Many point-of-care laboratory tests are manually entered into the electronic health record by ambulatory clinic staff, but the rate of manual transcription error for this testing is poorly characterized. Using a dataset arising from a duplicated workflow that created a set of paired interfaced and manually entered point-of-care glucose measurements, we found that 260 of 6930 (3.7%) manual entries were discrepant from their interfaced result. Thirty-seven of the 260 (14.2%) errors were discrepant by more than 20% and included potentially dangerous mistranscriptions. An additional 37 (14.2%) errors were due to inclusion of non-numeric characters. Staff-entered result flags deviated from the result flag generated in the laboratory information system in 5121 of 6930 (73.9%) pairs. These data demonstrate that clinically significant discrepancies for clinic-entered point of care results occurred at a rate of approximately 5 per 1000 results and they underline the importance of interfacing instruments when feasible.

Figure 1.

Clarke error grid comparing discrepant interfaced glucose results to manual-entry glucose results. A Clarke error grid assigns risk categories to discrepancies between 2 methods. Region A describes events within 20% of each other, whereas region B describes a discrepancy >20% but one unlikely to lead to clinical harm.
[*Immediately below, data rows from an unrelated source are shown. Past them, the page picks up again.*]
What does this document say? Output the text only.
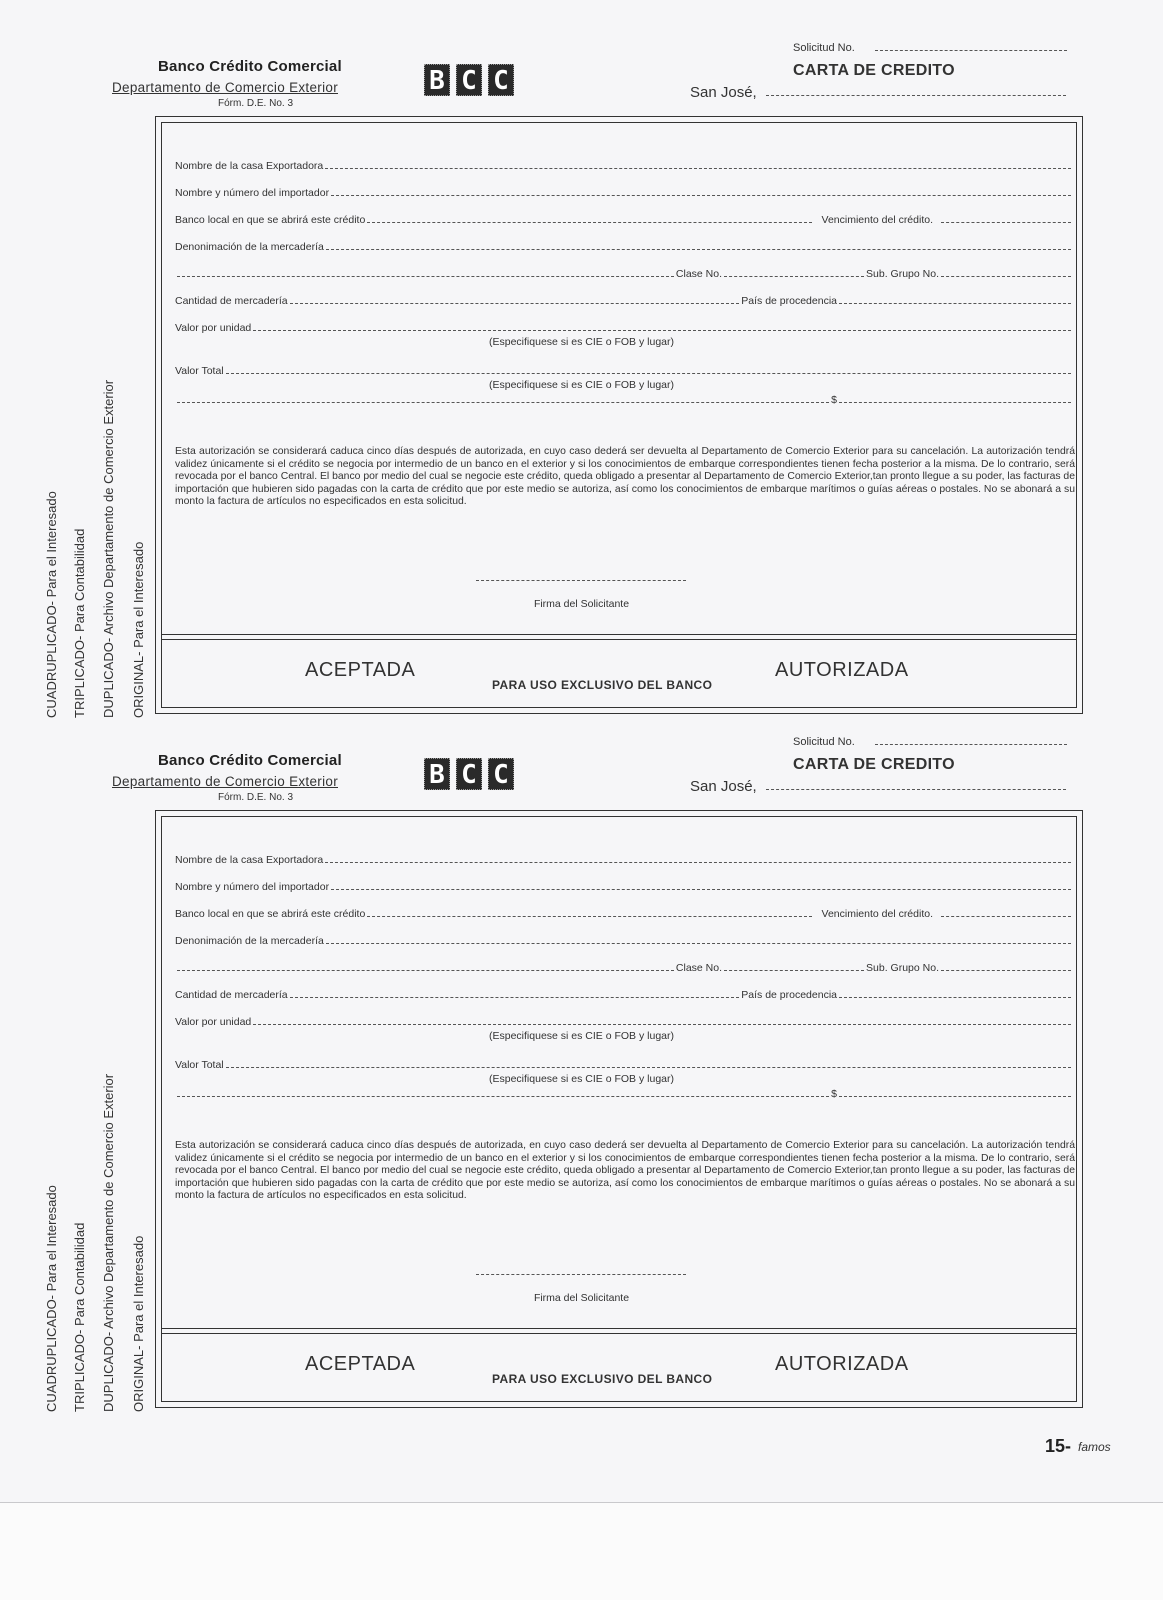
Banco Crédito Comercial
Departamento de Comercio Exterior
Fórm. D.E. No. 3
B C C
Solicitud No.
CARTA DE CREDITO
San José,
Nombre de la casa Exportadora
Nombre y número del importador
Banco local en que se abrirá este crédito	Vencimiento del crédito.
Denonimación de la mercadería
Clase No.	Sub. Grupo No.
Cantidad de mercadería	País de procedencia
Valor por unidad
(Especifiquese si es CIE o FOB y lugar)
Valor Total
(Especifiquese si es CIE o FOB y lugar)
$
Esta autorización se considerará caduca cinco días después de autorizada, en cuyo caso dederá ser devuelta al Departamento de Comercio Exterior para su cancelación. La autorización tendrá validez únicamente si el crédito se negocia por intermedio de un banco en el exterior y si los conocimientos de embarque correspondientes tienen fecha posterior a la misma. De lo contrario, será revocada por el banco Central. El banco por medio del cual se negocie este crédito, queda obligado a presentar al Departamento de Comercio Exterior,tan pronto llegue a su poder, las facturas de importación que hubieren sido pagadas con la carta de crédito que por este medio se autoriza, así como los conocimientos de embarque marítimos o guías aéreas o postales. No se abonará a su monto la factura de artículos no especificados en esta solicitud.
Firma del Solicitante
ACEPTADA	AUTORIZADA
PARA USO EXCLUSIVO DEL BANCO
CUADRUPLICADO- Para el Interesado TRIPLICADO- Para Contabilidad DUPLICADO- Archivo Departamento de Comercio Exterior ORIGINAL- Para el Interesado
Banco Crédito Comercial
Departamento de Comercio Exterior
Fórm. D.E. No. 3
B C C
Solicitud No.
CARTA DE CREDITO
San José,
Nombre de la casa Exportadora
Nombre y número del importador
Banco local en que se abrirá este crédito	Vencimiento del crédito.
Denonimación de la mercadería
Clase No.	Sub. Grupo No.
Cantidad de mercadería	País de procedencia
Valor por unidad
(Especifiquese si es CIE o FOB y lugar)
Valor Total
(Especifiquese si es CIE o FOB y lugar)
$
Esta autorización se considerará caduca cinco días después de autorizada, en cuyo caso dederá ser devuelta al Departamento de Comercio Exterior para su cancelación. La autorización tendrá validez únicamente si el crédito se negocia por intermedio de un banco en el exterior y si los conocimientos de embarque correspondientes tienen fecha posterior a la misma. De lo contrario, será revocada por el banco Central. El banco por medio del cual se negocie este crédito, queda obligado a presentar al Departamento de Comercio Exterior,tan pronto llegue a su poder, las facturas de importación que hubieren sido pagadas con la carta de crédito que por este medio se autoriza, así como los conocimientos de embarque marítimos o guías aéreas o postales. No se abonará a su monto la factura de artículos no especificados en esta solicitud.
Firma del Solicitante
ACEPTADA	AUTORIZADA
PARA USO EXCLUSIVO DEL BANCO
CUADRUPLICADO- Para el Interesado TRIPLICADO- Para Contabilidad DUPLICADO- Archivo Departamento de Comercio Exterior ORIGINAL- Para el Interesado
15- famos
Region C identifies discrepancies that may lead to unnecessary treatment. Region D describes events in which hyperglycemia or hypoglycemia was missed, and region E identifies cases in which there was outright confusion between hyperglycemia and hypoglycemia. A total of 14.2% of errors (0.5% of all events) were outside region A of the Clarke error grid, and several events had risk of mistreatment on the basis of mistranscribed values.